Bob Jongen

Personal information
- Date of birth: 14 May 1927
- Place of birth: Aachen, Rhine Province, Prussia, Germany
- Date of death: 1 January 2023 (aged 95)
- Place of death: Kerkrade, Netherlands
- Position: Forward

Senior career*
- Years: Team / Apps / (Gls)
- –1945: Roda JC
- 1945–1950: Alemannia Aachen
- 1950–: Fortuna 54
- –1957: Roda Sport
- 1957–1962: Fortuna 54

= Bob Jongen =

Dutch footballer (1927–2023)

Bob Jongen (14 May 1927 – 1 January 2023) was a German-born Dutch footballer, who played as a forward.

==Biography==
Jongen was born in Aachen, Germany, but grew up in the Dutch town of Kerkrade.

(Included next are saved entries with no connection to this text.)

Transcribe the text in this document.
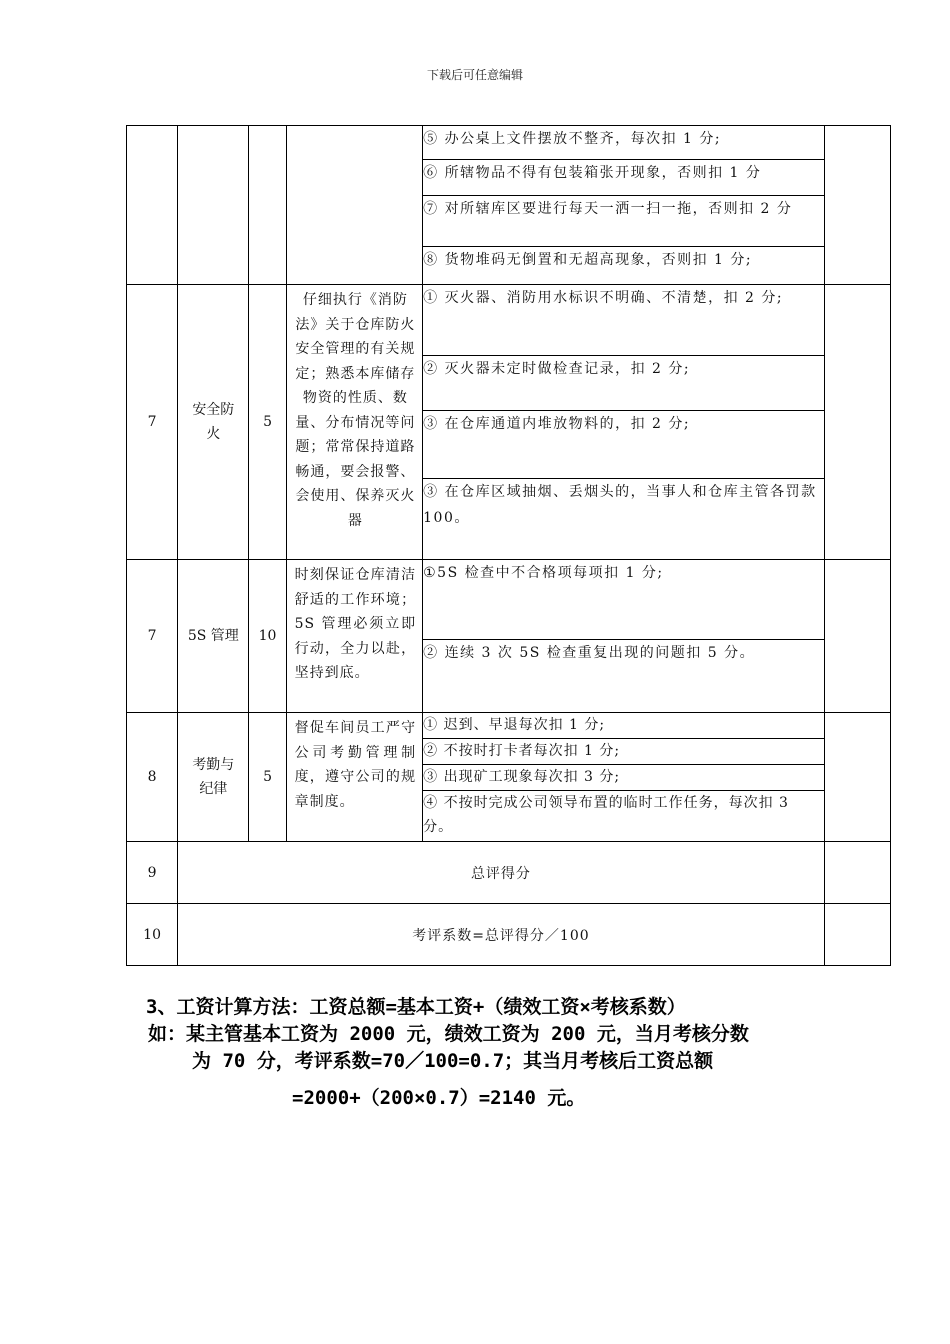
下载后可任意编辑
				⑤ 办公桌上文件摆放不整齐，每次扣 1 分;	
				⑥ 所辖物品不得有包装箱张开现象，否则扣 1 分	
				⑦ 对所辖库区要进行每天一洒一扫一拖，否则扣 2 分	
				⑧ 货物堆码无倒置和无超高现象，否则扣 1 分;	
7	安全防火	5	仔细执行《消防法》关于仓库防火安全管理的有关规定；熟悉本库储存物资的性质、数量、分布情况等问题；常常保持道路畅通，要会报警、会使用、保养灭火器	① 灭火器、消防用水标识不明确、不清楚，扣 2 分;	
				② 灭火器未定时做检查记录，扣 2 分;	
				③ 在仓库通道内堆放物料的，扣 2 分;	
				③ 在仓库区域抽烟、丢烟头的，当事人和仓库主管各罚款 100。	
7	5S 管理	10	时刻保证仓库清洁舒适的工作环境；5S 管理必须立即行动，全力以赴，坚持到底。	①5S 检查中不合格项每项扣 1 分;	
				② 连续 3 次 5S 检查重复出现的问题扣 5 分。	
8	考勤与纪律	5	督促车间员工严守公司考勤管理制度，遵守公司的规章制度。	① 迟到、早退每次扣 1 分;	
				② 不按时打卡者每次扣 1 分;	
				③ 出现矿工现象每次扣 3 分;	
				④ 不按时完成公司领导布置的临时工作任务，每次扣 3 分。	
9	总评得分				
10	考评系数=总评得分／100				
3、工资计算方法：工资总额=基本工资+（绩效工资×考核系数）
如：某主管基本工资为 2000 元，绩效工资为 200 元，当月考核分数
为 70 分，考评系数=70／100=0.7；其当月考核后工资总额
=2000+（200×0.7）=2140 元。
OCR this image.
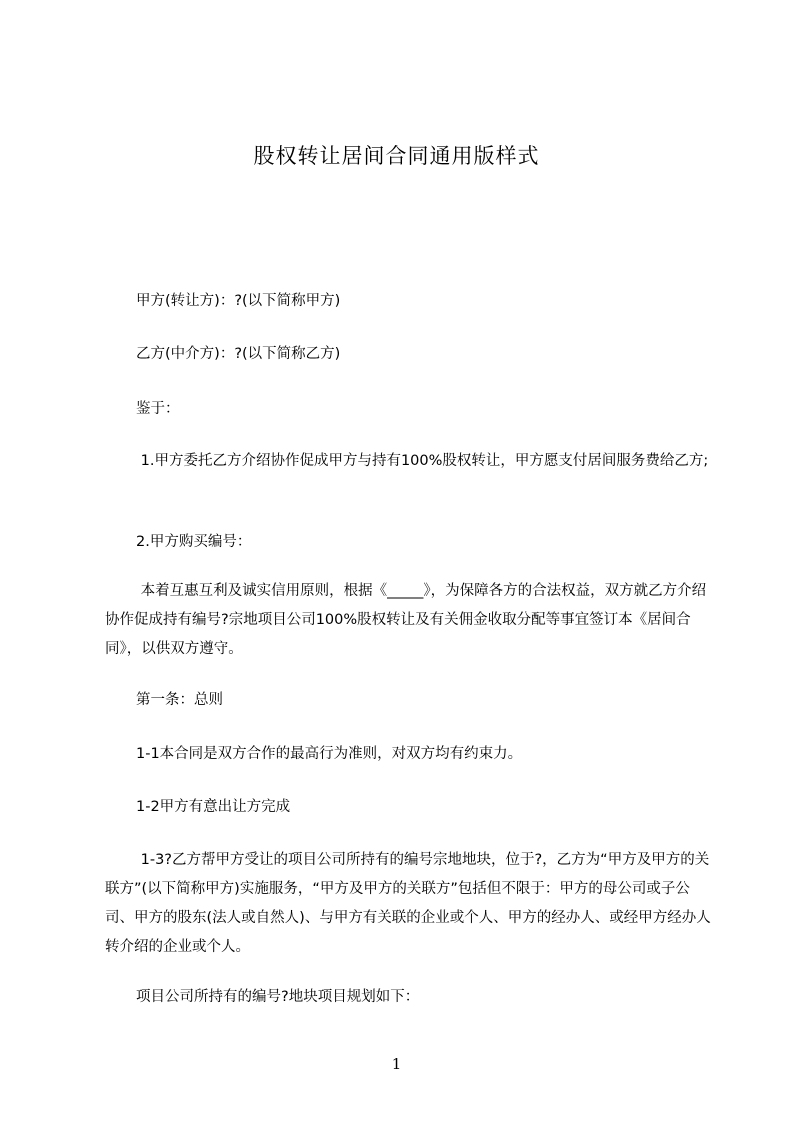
股权转让居间合同通用版样式
甲方(转让方)：?(以下简称甲方)
乙方(中介方)：?(以下简称乙方)
鉴于：
1.甲方委托乙方介绍协作促成甲方与持有100%股权转让，甲方愿支付居间服务费给乙方;
2.甲方购买编号：
本着互惠互利及诚实信用原则，根据《_____》，为保障各方的合法权益，双方就乙方介绍协作促成持有编号?宗地项目公司100%股权转让及有关佣金收取分配等事宜签订本《居间合同》，以供双方遵守。
第一条：总则
1-1本合同是双方合作的最高行为准则，对双方均有约束力。
1-2甲方有意出让方完成
1-3?乙方帮甲方受让的项目公司所持有的编号宗地地块，位于?，乙方为“甲方及甲方的关联方”(以下简称甲方)实施服务，“甲方及甲方的关联方”包括但不限于：甲方的母公司或子公司、甲方的股东(法人或自然人)、与甲方有关联的企业或个人、甲方的经办人、或经甲方经办人转介绍的企业或个人。
项目公司所持有的编号?地块项目规划如下：
1
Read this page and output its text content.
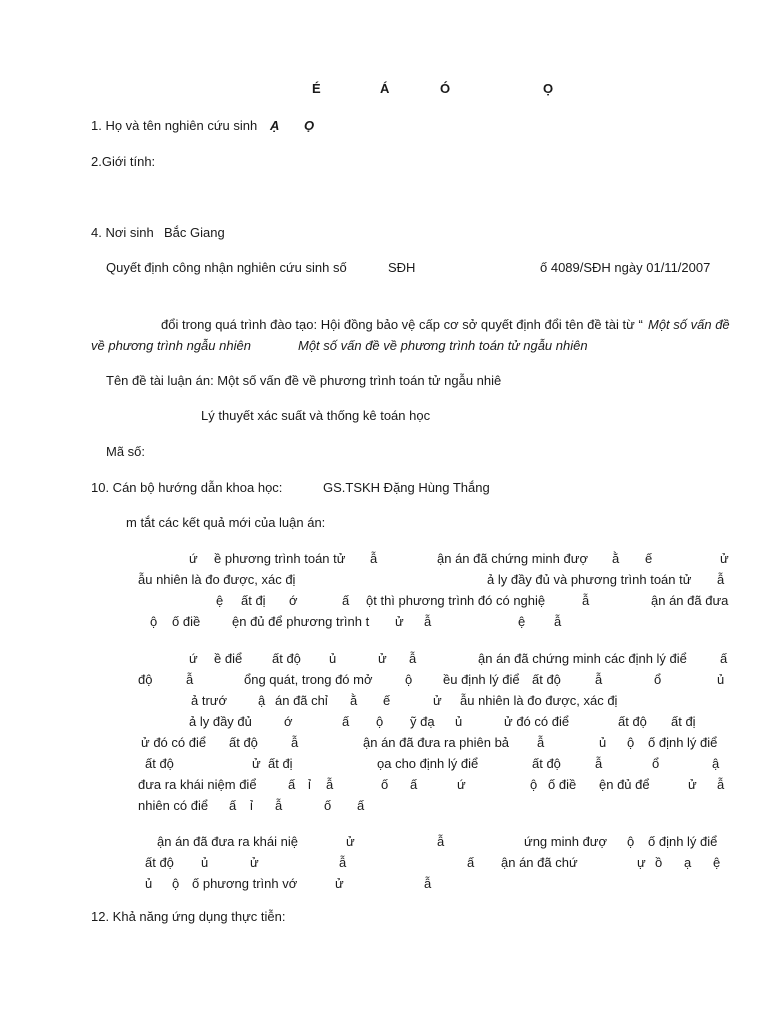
É	Á	Ó	Ọ
1. Họ và tên nghiên cứu sinh Ạ Ọ
2.Giới tính:
4. Nơi sinh Bắc Giang
Quyết định công nhận nghiên cứu sinh số	SĐH	ố 4089/SĐH ngày 01/11/2007
đổi trong quá trình đào tạo: Hội đồng bảo vệ cấp cơ sở quyết định đổi tên đề tài từ “ Một số vấn đề
về phương trình ngẫu nhiên	Một số vấn đề về phương trình toán tử ngẫu nhiên
Tên đề tài luận án: Một số vấn đề về phương trình toán tử ngẫu nhiê
Lý thuyết xác suất và thống kê toán học
Mã số:
10. Cán bộ hướng dẫn khoa học:	GS.TSKH Đặng Hùng Thắng
m tắt các kết quả mới của luận án:
ứ ề phương trình toán tử ẫ	ận án đã chứng minh đượ ằ ế	ử
ẫu nhiên là đo được, xác đị	ả ly đầy đủ và phương trình toán tử ẫ
ệ ất đị ớ	ấ ột thì phương trình đó có nghiệ	ẫ	ận án đã đưa
ộ ố điề ện đủ để phương trình t ử ẫ	ệ ẫ
ứ ề điể ất độ ủ	ử ẫ	ận án đã chứng minh các định lý điể	ấ
độ	ẫ	ổng quát, trong đó mở	ộ ều định lý điể ất độ	ẫ	ổ	ủ
ả trướ ậ án đã chỉ ằ ế	ử ẫu nhiên là đo được, xác đị
ả ly đầy đủ ớ	ấ ộ ỹ đạ ủ	ử đó có điể	ất độ ất đị
ử đó có điể ất độ	ẫ	ận án đã đưa ra phiên bả ẫ	ủ ộ ố định lý điể
ất độ	ử ất đị	ọa cho định lý điể	ất độ	ẫ	ổ	ậ
đưa ra khái niệm điể ấ ỉ ẫ	ố ấ	ứ	ộ ố điề ện đủ để	ử ẫ
nhiên có điể ấ ỉ ẫ	ố ấ
ận án đã đưa ra khái niệ	ử	ẫ	ứng minh đượ ộ ố định lý điể
ất độ ủ	ử	ẫ	ấ ận án đã chứ	ự ồ ạ ệ
ủ ộ ố phương trình vớ	ử	ẫ
12. Khả năng ứng dụng thực tiễn:
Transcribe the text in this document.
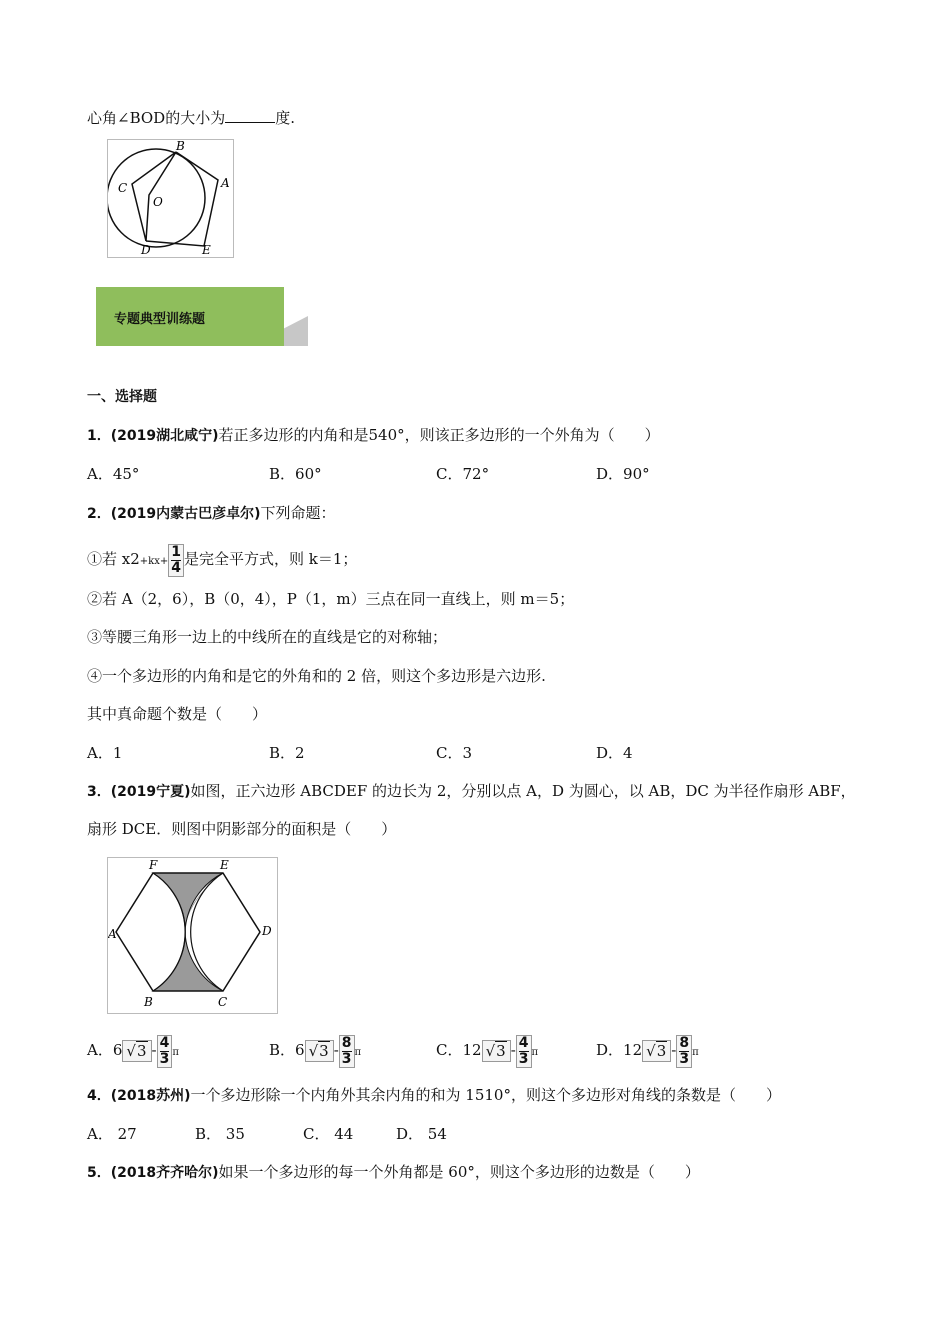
心角∠BOD的大小为	度.
B
A
C
O
D	E
专题典型训练题
一、选择题
1．(2019湖北咸宁)若正多边形的内角和是540°，则该正多边形的一个外角为（　　）
A．45°	B．60°	C．72°	D．90°
2．(2019内蒙古巴彦卓尔)下列命题：
①若 $x2+kx+ \frac{1}{4}$ 是完全平方式，则 k＝1；
②若 A（2，6），B（0，4），P（1，m）三点在同一直线上，则 m＝5；
③等腰三角形一边上的中线所在的直线是它的对称轴；
④一个多边形的内角和是它的外角和的 2 倍，则这个多边形是六边形.
其中真命题个数是（　　）
A．1	B．2	C．3	D．4
3．(2019宁夏)如图，正六边形 ABCDEF 的边长为 2，分别以点 A，D 为圆心，以 AB，DC 为半径作扇形 ABF，
扇形 DCE．则图中阴影部分的面积是（　　）
F	E
A	D
B	C
A．6 $√3 - \frac{4}{3}$ π	B．6 $√3 - \frac{8}{3}$ π	C．12 $√3 - \frac{4}{3}$ π	D．12 $√3 - \frac{8}{3}$ π
4．(2018苏州)一个多边形除一个内角外其余内角的和为 1510°，则这个多边形对角线的条数是（　　）
A． 27	B． 35	C． 44	D． 54
5．(2018齐齐哈尔)如果一个多边形的每一个外角都是 60°，则这个多边形的边数是（　　）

He played with Roda JC, Alemannia Aachen, Fortuna 54 and Roda Sport. During his time in Aachen, he also obtained his training diploma at the German Sport University Cologne. After his career he was a scout and referee supervisor at Roda JC. He also owned a hotel and dance hall Le Caveau in Geleen.

In 2018, Jongen told his story in the program Lex ontmoet… at RTV Parkstad.

==Death==
Jongen died on 1 January 2023, at the age of 95.